To get a sense of just how entertaining the government shutdown was, one needs only tune in to the news media’s current sky-is-falling narrative account of the difficulties in the implementation of the Affordable Health Care Act. It turns out that “Hey look, Obamacare isn’t working,” isn’t anywhere near as compelling as “Hey look, our way of life hangs in the balance,” although many on the right and many in the media would seek to conflate the two, both judging, perhaps correctly, that doing so is good for their bottom line. But, as I heard Tony Kornheiser say on his radio show the other day in response to Ted Cruz and Sarah Palin’s grandstanding about the World War II Memorial’s shutdown enforced closure, the American people aren’t stupid.

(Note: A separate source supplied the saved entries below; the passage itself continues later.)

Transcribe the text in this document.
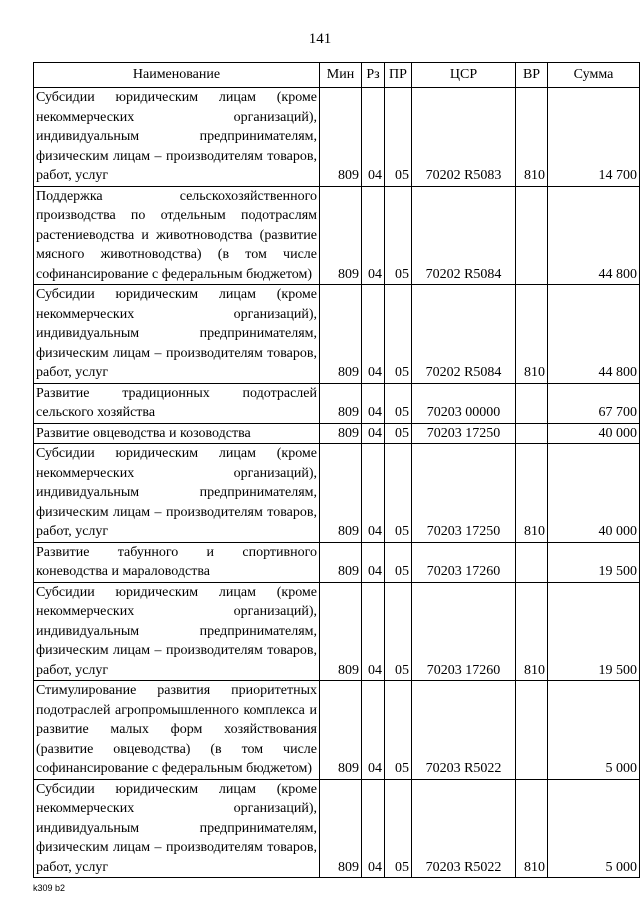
141
Наименование	Мин	Рз	ПР	ЦСР	ВР	Сумма
Субсидии юридическим лицам (кроме некоммерческих организаций), индивидуальным предпринимателям, физическим лицам – производителям товаров, работ, услуг	809	04	05	70202 R5083	810	14 700
Поддержка сельскохозяйственного производства по отдельным подотраслям растениеводства и животноводства (развитие мясного животноводства) (в том числе софинансирование с федеральным бюджетом)	809	04	05	70202 R5084		44 800
Субсидии юридическим лицам (кроме некоммерческих организаций), индивидуальным предпринимателям, физическим лицам – производителям товаров, работ, услуг	809	04	05	70202 R5084	810	44 800
Развитие традиционных подотраслей сельского хозяйства	809	04	05	70203 00000		67 700
Развитие овцеводства и козоводства	809	04	05	70203 17250		40 000
Субсидии юридическим лицам (кроме некоммерческих организаций), индивидуальным предпринимателям, физическим лицам – производителям товаров, работ, услуг	809	04	05	70203 17250	810	40 000
Развитие табунного и спортивного коневодства и мараловодства	809	04	05	70203 17260		19 500
Субсидии юридическим лицам (кроме некоммерческих организаций), индивидуальным предпринимателям, физическим лицам – производителям товаров, работ, услуг	809	04	05	70203 17260	810	19 500
Стимулирование развития приоритетных подотраслей агропромышленного комплекса и развитие малых форм хозяйствования (развитие овцеводства) (в том числе софинансирование с федеральным бюджетом)	809	04	05	70203 R5022		5 000
Субсидии юридическим лицам (кроме некоммерческих организаций), индивидуальным предпринимателям, физическим лицам – производителям товаров, работ, услуг	809	04	05	70203 R5022	810	5 000
k309 b2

As with pornography, we know looming catastrophe when we see it. And, not unlike the eight billion dollars’ worth of porn we consume annually, when we see it we can’t stop watching. (And if that isn’t testament to Freud’s pairing of Eros and Thanatos, the libido and the death instinct, then perhaps nothing is.)

It would be nice to close by saying “Wake me up when Obamacare is as taken for granted as Social Security.” But that presumes a future, one with both a functioning democracy and something resembling a modest social safety net, that was, if I am being optimistic, placed in jeopardy by the government shutdown, or, in my more pessimistic moods, was actually foreclosed by the half-way point of Ronald Reagan’s first term in office. If the latter, then our inability to stop watching the government shutdown was already a form of nostalgia for something long since lost. But since this perspective is simultaneously maudlin, defeatist, and realistic, I choose optimism. In the wake of the government shutdown, and with the full frontal assault on the Affordable Health Care Act in full swing, it may be the peak of naivete to give thanks and exclaim “We just dodged a bullet,” but I prefer the term chutzpah. The only way forward for the left is to have more chutzpah than the right and their corporate media acolytes, who have effectively pronounced Obamacare dead on arrival, to which I can but say “Obamacare is dead. Long live Obamacare!”